Alegoría de la Fama III

C. Valerio Flaco, Argonáuticas, II, vv. 107 - 126

Y ya era el día. El jefe de Lemno, que había derrotado 
a los tracios con las armas, osando construir naves con junco delgado
y defender el enrejado con piel puesta encima,
por los mares trae de vuelta alegres señales, y alegres movían las naves                           110
llenas de ganado y mujeres jóvenes.  Y <hay> ropa extranjera
y guirnaldas en la decoración del lugar. 


                                                            Suena en el mar un clamor:
"Oh, patria, oh, esposa inquieta ahora por preocupaciones varias, 
estas esclavas te traemos como botín de una larga guerra",
cuando la diosa se adelanta, furiosa, en una nube negra como la paz, por el cielo claro,    115
y busca a la Fama en la sombra errante,
a la cual, que canta cosas dignas e indignas y esparce el temor,
el padre omnipresente la mantiene alejada de las tranquilas regiones 
del éter.
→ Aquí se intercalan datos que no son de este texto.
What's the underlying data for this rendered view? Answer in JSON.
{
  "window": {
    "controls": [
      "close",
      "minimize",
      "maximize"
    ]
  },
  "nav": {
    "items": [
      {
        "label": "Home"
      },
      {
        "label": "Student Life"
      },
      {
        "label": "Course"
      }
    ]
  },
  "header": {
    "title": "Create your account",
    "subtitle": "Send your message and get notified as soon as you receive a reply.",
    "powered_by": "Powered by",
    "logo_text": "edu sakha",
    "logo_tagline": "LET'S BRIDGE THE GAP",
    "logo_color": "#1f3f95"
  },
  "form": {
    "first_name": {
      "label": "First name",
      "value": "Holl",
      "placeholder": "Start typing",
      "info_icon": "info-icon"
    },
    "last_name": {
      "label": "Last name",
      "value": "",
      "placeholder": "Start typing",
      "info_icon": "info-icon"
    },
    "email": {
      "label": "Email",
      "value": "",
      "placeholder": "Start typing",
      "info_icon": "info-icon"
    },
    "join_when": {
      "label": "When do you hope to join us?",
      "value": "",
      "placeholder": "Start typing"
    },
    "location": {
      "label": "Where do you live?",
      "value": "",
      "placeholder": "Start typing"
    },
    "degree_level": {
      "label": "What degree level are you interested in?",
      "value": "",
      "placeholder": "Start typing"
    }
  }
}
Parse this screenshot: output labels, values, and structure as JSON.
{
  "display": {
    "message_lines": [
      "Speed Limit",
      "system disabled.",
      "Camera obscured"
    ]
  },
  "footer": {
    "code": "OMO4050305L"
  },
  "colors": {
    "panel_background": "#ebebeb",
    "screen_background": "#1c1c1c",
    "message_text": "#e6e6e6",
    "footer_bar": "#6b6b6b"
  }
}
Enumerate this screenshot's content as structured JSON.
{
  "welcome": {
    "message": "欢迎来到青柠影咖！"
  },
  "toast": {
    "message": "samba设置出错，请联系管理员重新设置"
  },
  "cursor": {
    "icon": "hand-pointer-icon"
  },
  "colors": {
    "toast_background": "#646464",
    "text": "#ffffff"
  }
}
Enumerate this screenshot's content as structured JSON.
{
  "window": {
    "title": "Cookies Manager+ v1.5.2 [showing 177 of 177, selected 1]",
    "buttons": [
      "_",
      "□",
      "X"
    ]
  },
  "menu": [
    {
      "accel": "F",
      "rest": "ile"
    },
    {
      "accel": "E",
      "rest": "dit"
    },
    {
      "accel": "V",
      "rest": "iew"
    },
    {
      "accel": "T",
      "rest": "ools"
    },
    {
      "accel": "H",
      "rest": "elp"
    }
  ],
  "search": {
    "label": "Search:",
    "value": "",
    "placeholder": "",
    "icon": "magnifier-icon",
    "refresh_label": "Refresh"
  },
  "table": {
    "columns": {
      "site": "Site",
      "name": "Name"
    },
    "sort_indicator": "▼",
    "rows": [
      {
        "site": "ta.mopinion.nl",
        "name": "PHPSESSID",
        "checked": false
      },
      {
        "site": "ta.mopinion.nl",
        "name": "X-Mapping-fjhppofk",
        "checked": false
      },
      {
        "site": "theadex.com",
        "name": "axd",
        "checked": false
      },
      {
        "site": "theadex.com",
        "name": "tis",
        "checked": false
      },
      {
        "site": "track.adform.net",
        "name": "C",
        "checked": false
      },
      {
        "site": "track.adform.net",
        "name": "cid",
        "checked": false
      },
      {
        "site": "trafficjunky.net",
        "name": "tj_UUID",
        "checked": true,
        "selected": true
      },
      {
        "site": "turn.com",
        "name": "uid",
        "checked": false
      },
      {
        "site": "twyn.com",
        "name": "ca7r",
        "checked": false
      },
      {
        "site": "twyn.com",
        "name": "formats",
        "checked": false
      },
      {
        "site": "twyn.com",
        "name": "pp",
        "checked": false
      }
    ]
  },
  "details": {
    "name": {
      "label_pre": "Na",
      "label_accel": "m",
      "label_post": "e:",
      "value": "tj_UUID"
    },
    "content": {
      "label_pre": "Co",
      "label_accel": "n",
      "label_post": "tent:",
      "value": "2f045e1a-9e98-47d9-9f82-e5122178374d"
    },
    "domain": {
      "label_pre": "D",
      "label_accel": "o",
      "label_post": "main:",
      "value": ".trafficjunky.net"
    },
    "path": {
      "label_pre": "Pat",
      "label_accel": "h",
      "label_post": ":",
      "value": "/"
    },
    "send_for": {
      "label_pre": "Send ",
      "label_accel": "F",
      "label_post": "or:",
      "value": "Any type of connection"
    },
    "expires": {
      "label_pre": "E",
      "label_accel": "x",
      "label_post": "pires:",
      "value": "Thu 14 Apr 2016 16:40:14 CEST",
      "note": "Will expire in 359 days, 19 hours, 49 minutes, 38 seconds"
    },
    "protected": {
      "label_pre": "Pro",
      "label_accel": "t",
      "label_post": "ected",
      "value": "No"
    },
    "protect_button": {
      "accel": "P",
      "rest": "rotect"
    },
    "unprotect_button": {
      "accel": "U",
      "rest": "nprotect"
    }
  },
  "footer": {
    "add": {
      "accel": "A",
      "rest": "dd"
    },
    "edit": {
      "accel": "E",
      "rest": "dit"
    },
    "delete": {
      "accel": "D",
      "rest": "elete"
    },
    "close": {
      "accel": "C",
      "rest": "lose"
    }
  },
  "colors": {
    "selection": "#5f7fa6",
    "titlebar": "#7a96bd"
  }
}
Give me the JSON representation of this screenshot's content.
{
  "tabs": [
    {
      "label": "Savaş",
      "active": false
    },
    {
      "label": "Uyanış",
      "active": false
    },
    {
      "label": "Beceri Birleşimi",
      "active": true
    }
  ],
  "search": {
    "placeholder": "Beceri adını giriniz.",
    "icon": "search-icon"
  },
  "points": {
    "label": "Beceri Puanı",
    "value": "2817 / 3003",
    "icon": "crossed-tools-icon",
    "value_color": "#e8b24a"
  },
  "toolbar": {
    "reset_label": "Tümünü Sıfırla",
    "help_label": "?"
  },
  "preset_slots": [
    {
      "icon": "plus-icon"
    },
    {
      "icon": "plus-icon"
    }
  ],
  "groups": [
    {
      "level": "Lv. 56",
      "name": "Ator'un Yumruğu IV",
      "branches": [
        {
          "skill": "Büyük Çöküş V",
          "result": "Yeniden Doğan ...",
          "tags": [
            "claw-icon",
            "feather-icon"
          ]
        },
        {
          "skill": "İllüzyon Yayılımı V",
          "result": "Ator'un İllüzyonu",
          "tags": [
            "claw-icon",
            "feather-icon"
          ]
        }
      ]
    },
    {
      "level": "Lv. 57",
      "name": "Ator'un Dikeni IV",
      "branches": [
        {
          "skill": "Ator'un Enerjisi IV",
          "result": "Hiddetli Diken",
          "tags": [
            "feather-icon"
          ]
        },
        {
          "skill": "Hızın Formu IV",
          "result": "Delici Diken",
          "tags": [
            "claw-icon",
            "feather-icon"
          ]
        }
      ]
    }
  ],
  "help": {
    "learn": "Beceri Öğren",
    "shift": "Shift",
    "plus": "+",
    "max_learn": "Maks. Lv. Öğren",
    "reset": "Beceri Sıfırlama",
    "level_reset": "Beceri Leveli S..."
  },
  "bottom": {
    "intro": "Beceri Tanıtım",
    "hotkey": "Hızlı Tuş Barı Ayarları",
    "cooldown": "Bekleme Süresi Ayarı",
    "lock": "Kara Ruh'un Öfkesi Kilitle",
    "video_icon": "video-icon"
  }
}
Ella, bramando, habita bajo el límite de las nubes,                                               120
ni diosa del Érebo ni del polo, y fatiga las tierras a 
las que le es dado. 
                              Los primeros la desprecian, a la que se atreve,
y la favorecen. Pronto conduce a todos y conmueve a las ciudades, movida su lengua.
A tal agente del crimen y el engaño busca la diosa, deseándola
para sí. La ve ella la primera, y ya anda corriendo al otro lado,                                         125
impaciente, y ya prepara la boca y anima los oídos.